コロナ禍で発見したこと

先週、自教会の牧師が会堂から説教をやった。2ヶ月強前にオンライン礼拝を始めてから最初の経験だった。

6月7日はもともと会堂礼拝を再開する予定だったこともあり、奏楽も入ったし、わずかながら会衆も入った礼拝だった。人によって感想は違うだろうが、リモート参加の私にとってはそれまでのオンライン礼拝と全く異なるものだった。会堂で会衆が入っていれば、どうしてもそちらを見て話す。それまでは、PCの画面を見ながら、オンライン参加者を相手に説教しているから、こちらを向いていると感じたが、先週は会堂でやっている礼拝をTVで視聴しているという感触を禁じ得なかった。

今日は思うところがあって、他教会のオンライン礼拝を視聴した。Facebook LIVEで主日礼拝に参加したのだが、会堂で礼拝が行われているのを配信しているのでやはり体験としては参加というより視聴に近い。向き合う関係にはなく、遠くの景色を見せられているだけなのだ。もちろん、説教は説教で、メッセージは届いてくるし礼拝に参加したといってもおかしいとは思わないが、やはり外から見ている感抜群である。

自教会も会員の高齢化は深刻で、簡単に会堂に来ることのできない人は増えている。だからオンライン配信は望ましい未来の形だとずっと思っていた。無いよりマシじゃんという感じである。しかし、先週と今週の体験で私はそれは健常者の傲慢であることに気づかされてしまった。リアルに参加している人と視聴者側にいる自分の間に深い溝、あるいは意識していない差別が起きていることに気がついてしまったのである。

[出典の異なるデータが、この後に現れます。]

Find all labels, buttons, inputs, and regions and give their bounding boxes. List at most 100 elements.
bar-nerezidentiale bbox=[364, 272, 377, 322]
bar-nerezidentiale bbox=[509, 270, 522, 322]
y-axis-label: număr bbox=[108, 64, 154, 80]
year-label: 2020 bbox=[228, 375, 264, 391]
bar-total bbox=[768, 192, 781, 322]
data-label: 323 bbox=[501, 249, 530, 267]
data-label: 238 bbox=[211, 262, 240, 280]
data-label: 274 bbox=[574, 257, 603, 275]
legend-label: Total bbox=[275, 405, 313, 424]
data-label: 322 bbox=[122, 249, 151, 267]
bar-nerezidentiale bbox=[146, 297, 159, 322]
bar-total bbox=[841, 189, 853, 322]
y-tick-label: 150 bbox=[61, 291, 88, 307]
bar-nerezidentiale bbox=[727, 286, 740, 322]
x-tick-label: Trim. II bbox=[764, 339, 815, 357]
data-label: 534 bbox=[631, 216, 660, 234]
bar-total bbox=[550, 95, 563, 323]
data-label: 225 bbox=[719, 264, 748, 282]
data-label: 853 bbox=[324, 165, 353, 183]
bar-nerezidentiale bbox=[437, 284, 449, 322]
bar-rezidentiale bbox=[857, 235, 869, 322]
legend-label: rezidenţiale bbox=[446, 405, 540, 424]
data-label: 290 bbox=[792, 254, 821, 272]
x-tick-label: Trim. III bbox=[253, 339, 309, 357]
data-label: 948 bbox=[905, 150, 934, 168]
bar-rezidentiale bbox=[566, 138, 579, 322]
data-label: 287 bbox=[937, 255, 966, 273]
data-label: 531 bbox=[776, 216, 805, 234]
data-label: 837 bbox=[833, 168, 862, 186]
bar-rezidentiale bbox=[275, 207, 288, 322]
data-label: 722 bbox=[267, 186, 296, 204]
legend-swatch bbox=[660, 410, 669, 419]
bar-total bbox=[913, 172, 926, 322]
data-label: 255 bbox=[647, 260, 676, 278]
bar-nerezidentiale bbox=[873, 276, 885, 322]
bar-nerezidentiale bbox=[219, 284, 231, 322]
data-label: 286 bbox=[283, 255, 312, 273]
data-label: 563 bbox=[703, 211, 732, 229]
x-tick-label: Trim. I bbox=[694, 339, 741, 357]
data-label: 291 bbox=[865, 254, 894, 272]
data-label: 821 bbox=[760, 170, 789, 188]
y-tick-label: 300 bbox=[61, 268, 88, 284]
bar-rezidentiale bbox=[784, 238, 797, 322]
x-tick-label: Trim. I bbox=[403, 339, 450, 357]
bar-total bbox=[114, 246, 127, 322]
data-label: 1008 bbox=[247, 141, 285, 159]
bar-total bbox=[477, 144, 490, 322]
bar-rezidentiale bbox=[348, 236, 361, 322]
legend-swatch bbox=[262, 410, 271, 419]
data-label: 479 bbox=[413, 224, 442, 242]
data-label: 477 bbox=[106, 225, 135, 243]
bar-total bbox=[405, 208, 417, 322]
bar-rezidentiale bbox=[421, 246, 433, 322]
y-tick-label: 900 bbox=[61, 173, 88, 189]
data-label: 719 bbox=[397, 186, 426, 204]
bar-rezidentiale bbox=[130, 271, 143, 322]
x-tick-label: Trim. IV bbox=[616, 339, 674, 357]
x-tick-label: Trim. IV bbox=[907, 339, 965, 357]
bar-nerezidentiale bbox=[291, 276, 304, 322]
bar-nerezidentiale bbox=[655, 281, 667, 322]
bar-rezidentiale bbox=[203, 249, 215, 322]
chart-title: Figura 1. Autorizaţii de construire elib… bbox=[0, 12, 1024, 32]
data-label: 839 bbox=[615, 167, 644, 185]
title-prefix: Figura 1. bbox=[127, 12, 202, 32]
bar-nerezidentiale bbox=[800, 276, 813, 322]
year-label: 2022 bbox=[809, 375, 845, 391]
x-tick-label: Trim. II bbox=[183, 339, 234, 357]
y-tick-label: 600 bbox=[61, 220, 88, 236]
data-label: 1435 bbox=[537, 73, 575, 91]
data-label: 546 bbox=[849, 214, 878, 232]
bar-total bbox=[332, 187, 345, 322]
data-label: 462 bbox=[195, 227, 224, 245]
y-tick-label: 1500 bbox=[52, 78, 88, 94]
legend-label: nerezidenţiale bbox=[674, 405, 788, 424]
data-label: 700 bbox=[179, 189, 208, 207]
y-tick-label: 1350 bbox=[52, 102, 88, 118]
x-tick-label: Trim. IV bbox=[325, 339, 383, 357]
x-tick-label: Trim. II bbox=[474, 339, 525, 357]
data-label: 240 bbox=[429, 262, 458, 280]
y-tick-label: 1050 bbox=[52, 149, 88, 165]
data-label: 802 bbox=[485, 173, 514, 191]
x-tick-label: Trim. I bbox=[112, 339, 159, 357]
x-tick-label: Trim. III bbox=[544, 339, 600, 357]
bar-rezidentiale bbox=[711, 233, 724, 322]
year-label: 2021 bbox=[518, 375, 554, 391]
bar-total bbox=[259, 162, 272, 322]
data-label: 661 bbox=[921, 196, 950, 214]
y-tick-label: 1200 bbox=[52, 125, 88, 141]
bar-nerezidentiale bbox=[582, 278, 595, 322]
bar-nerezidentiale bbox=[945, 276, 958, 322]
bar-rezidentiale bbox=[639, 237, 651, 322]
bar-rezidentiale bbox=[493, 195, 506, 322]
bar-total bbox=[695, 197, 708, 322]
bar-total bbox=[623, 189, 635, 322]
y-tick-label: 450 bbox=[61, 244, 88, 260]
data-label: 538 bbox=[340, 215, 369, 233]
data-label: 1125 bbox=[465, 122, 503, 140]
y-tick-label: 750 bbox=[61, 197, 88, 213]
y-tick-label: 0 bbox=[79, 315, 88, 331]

オンライン礼拝は、不自由を超越できる可能性を持っているが、使い方を間違えると大変危ない。2つの側面があって、もちろん技術的にオンライン礼拝に参加できない人、快適に参加できない人を遠ざけるという面もあるが、リアル礼拝とオンライン礼拝を混在させてしまうと、リモート参加者に排除感、疎外感を与えてしまいかねない。

会堂の礼拝をオンライン配信するのは、録画して見るのと変わらないのである。

オンライン礼拝は、従来の礼拝とは別のものと考えて取り組んだほうが良いと思う。そして、別のものとして取り組んだとき、アプローチは変わる。家から出られない人も、床から出られない人も、遥か遠方にいる人も、全てに公平を期する必要がある。もちろん、完全な公平や平等など実現できるわけはないのだが、私はそこに新たな未来があると感じている。

企業では、7割がオンライン会議をやれるようになったという調査がある。自教会では、オンライン礼拝の参加者は会堂での礼拝の参加者数と変わらないが、毎週出ている人が変わった。オンラインで出られなくなった人と、オンラインだから出るようになった人がいる。直感的に8割はオンライン礼拝に最低限の順応はでき、2割は参加できなかったという印象である。オンライン礼拝に移行するのが正しいとは決して思わない。コロナ禍の不自由があっても礼拝が守れるというのは福音だが、参加できなくて苦しんでいる人を見捨てるわけにはいかない。

しかし、リアルを優先してオンライン配信にまとめるのは恐らく不正解で、せっかく生まれた機会を台無しにするような気がする。ひょっとしたら、一緒にできる方法はあるかも知れないが、オンライン礼拝をやるならオンライン礼拝に集中して未来を探ったほうが良いと思う。私も含め、誰しも歳を取れば動きは不自由になる。いつもいつもリアルに参加できるとはいえない状態になっても、視聴者という立場ではなく参加者として参加できるようなオンライン礼拝が行われているような未来は私にとっては望ましい未来だ。